Saya menggunakan Windows Server 2012, Active Directory aktif dan berfungsi. Semua proyek yang kami kelola memiliki 2 grup khusus, satu untuk manajer dengan akses ke semua file terkait (termasuk faktur, jadwal, dan apa pun yang mereka butuhkan untuk mengelola proyek, atau setidaknya saya kira, itu bisa berupa sekelompok animasi gif untuk semua yang saya tahu) dan satu untuk orang-orang yang benar-benar mengerjakan proyek dengan akses hanya ke file proyek itu sendiri.

Saya perlu membiarkan beberapa manajer proyek mengontrol keanggotaan grup yang memungkinkan akses file ke proyek mereka. Mereka seharusnya tidak dapat mengedit aspek lain dari grup. Dan idealnya harus menggunakan semacam GUI, karena akan cukup sulit untuk menjelaskannya seperti itu, tetapi skenario terburuk saya bisa skrip satu.

Saya menambahkan grup pengelola ke tab "Dikelola Oleh" pada grup yang dikelola, dengan "Manajer dapat memperbarui daftar keanggotaan", dan ini terlihat cukup mudah. Tapi..

  1. Haruskah saya membiarkan grup pengelola membiarkan melihat seluruh daftar pengguna?

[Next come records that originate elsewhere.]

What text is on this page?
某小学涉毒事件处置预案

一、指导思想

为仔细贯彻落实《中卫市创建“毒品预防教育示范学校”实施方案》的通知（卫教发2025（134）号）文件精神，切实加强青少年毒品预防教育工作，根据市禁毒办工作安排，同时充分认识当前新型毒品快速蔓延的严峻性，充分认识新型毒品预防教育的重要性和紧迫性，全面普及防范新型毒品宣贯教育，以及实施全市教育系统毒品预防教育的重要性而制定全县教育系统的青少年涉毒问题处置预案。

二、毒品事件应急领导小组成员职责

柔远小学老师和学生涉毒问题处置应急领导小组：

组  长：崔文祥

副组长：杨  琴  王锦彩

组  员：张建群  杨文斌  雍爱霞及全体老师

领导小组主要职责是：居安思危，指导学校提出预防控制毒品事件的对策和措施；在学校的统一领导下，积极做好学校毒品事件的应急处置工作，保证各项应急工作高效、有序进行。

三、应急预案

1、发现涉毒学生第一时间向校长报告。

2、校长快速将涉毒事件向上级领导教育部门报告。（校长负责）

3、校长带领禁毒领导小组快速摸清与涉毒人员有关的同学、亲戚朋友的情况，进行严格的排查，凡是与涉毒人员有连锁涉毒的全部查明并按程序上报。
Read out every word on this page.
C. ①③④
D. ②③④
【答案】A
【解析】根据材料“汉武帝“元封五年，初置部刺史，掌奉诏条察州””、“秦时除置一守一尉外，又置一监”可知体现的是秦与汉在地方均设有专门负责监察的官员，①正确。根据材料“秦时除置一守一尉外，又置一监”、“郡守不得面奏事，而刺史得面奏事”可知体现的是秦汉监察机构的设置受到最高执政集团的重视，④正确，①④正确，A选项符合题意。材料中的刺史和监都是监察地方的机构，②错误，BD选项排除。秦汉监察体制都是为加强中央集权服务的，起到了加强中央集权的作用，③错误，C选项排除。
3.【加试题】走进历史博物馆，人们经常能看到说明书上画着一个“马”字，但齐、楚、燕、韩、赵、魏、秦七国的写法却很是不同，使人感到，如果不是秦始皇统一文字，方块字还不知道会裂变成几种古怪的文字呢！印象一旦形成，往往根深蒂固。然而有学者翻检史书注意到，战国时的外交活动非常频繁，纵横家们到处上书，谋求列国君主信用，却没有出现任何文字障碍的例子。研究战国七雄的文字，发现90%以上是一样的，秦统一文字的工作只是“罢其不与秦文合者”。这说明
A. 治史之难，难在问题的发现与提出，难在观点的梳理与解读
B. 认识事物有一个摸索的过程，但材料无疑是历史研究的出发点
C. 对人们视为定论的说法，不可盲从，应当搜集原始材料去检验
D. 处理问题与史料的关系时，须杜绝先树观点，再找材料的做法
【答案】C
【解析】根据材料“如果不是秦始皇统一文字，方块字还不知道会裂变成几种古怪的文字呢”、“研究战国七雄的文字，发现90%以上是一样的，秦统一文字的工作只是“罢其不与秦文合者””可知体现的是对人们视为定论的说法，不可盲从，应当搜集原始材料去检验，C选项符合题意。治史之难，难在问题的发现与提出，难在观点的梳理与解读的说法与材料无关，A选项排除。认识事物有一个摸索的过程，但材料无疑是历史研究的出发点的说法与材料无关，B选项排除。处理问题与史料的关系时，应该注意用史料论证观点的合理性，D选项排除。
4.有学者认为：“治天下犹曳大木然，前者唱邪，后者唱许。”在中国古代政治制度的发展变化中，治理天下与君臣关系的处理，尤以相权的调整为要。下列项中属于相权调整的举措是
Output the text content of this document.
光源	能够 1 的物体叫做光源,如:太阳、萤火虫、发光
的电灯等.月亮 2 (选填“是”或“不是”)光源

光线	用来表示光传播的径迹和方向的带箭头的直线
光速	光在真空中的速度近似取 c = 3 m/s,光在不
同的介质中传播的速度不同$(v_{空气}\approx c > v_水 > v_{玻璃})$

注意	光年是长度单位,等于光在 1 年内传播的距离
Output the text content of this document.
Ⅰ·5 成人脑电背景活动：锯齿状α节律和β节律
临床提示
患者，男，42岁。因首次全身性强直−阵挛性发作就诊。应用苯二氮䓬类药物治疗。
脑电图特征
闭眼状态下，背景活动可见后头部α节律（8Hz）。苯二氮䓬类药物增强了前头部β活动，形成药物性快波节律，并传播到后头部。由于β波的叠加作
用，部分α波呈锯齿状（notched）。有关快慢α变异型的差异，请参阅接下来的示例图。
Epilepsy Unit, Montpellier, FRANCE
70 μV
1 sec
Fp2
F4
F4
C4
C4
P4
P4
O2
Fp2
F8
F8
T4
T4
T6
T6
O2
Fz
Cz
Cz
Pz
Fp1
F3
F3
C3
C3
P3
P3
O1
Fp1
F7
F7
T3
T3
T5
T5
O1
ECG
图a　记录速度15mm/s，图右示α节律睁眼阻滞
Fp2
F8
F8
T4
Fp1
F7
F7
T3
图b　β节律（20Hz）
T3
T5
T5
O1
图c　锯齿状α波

Jika ya, bagaimana caranya?
  2. Bagaimana dan di mana anggota grup pengelola harus login untuk mengedit keanggotaan grup?
active-directory  group-policy  windows-server-2012-r2  groups 
Penyair
sumber

Jawaban:

21

Anda dapat menentukan atribut managedBy, dan mencentang kotak "Manajer dapat memperbarui daftar keanggotaan". (Hibah ini menulis izin untuk atribut Anggota.)

Orang yang perlu mengedit grup mungkin dapat melakukannya dengan widget DSQuery, di mana Anda dapat membuat pintasan berikut:

rundll32 dsquery,OpenQueryWindow

Mereka dapat mencari grup seperti dengan Pengguna dan Komputer AD, kemudian mengedit properti, dan Tambahkan anggota.

Dimungkinkan untuk melakukan ini dengan Outlook (jika grup ini berkemampuan email), tetapi itu bisa lebih rapuh jika Anda memiliki beberapa lingkungan domain.

Dikelola oleh

masukkan deskripsi gambar di sini

Greg Askew
sumber
1
Terima kasih ini bekerja dengan sempurna, juga harus cukup mudah untuk menjelaskan kepada orang-orang yang bertanggung jawab atas masing-masing kelompok. (Tidak akan, tetapi seorang pria masih bisa berharap)
Bard
2
Anda juga bisa mengetikkan nama yang tepat dari grup, melakukan pencarian, lalu pergi ke File>Save Searchdan mengirimkan mereka file .qds untuk mereka tempatkan di desktop mereka.
Fütemire
3

Di Windows 10, (dan juga Windows 8, saya percaya), Anda dapat membuka File Explorer, pilih Network dari panel navigasi kiri, pilih Network Tab yang muncul di pita di bagian atas jendela, lalu pilih Search Active Opsi direktori. Seorang pengguna kemudian harus dapat mencari grup AD yang memiliki izin untuk memperbarui dan menambah / menghapus anggota.

Josh Kammerud
sumber
Ini berfungsi di Windows 7 juga.
Tridus
Dengan menggunakan situs kami, Anda mengakui telah membaca dan memahami Kebijakan Cookie dan Kebijakan Privasi kami.
Licensed under cc by-sa 3.0 with attribution required.